Neil graduated from Loughborough with BEd and MSc degrees and earned his PhD and Higher Doctorate (DSc) at Exeter. He has been awarded Honorary Doctorates by Universities in Portugal (ScD) and Canada (LLD). Neil was appointed to Exeter in 1984 and was promoted to the first University Personal Chair in Sport and Health Sciences in 1992. He initiated the study of sport science in Exeter, founded the Children’s Health and Exercise Research Centre in 1987 and established the Department of Sport Science in 1998. He served as Head of the School of Postgraduate Medicine before founding the School of Sport and Health Sciences in 2002. He was appointed Deputy Vice-Chancellor in 2005 and served as Senior DVC and then as the University’s Inaugural Provost until 2014 when he decided to return to his research. Neil chaired the Sport Science Panel in the first two HEFCE Research Assessment Exercises (now REF). He was the first scientist to be awarded Fellowship of the British (FBASES), European (FECSS) and American (FACSM) Colleges of Sports Medicine/Science and he is the only person to have chaired both BASES and the Physical Education Association of the UK. He has chaired the Board of European Pediatric Work Physiology (PWP) since 2005. He served two terms as Chair of South West Sport (Ministerial appointment) and he chaired the South West 2012 Olympics Legacy Project.

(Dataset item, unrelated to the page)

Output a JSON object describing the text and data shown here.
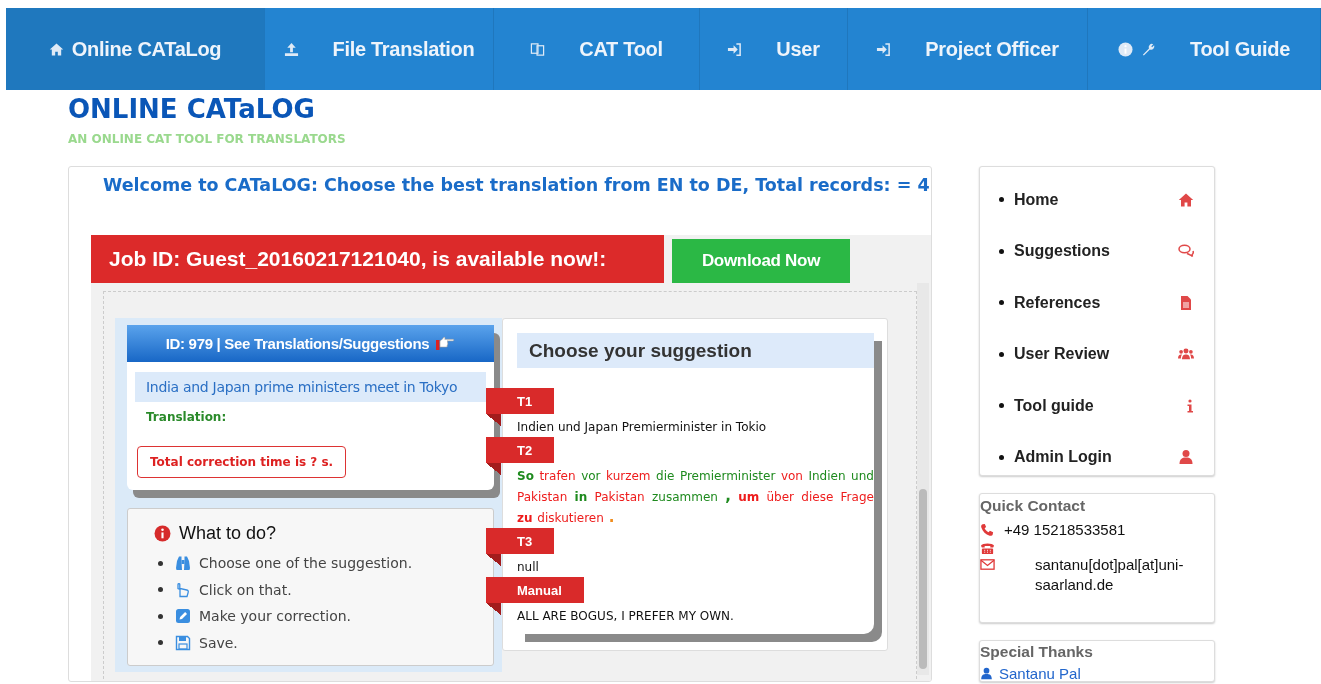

Neil led the physiology team in the development of the International Olympic Committee (IOC)’s guidelines for training elite young athletes. Over the last 20 years he has been a core member or chair of numerous International Expert Committees (including those of IOC, WHO, FIMS, PWP, EUPEA and FIG) focused on the promotion of children’s sport, fitness, health and well-being. Neil’s research won the first (and to date only) Queen's Anniversary Prize for Higher Education to be awarded for research in sport and exercise medicine. The Queen’s Anniversary Prize, awarded for ‘world class work which is of outstanding quality and importance to the nation’, was presented by HM the Queen at Buckingham Palace.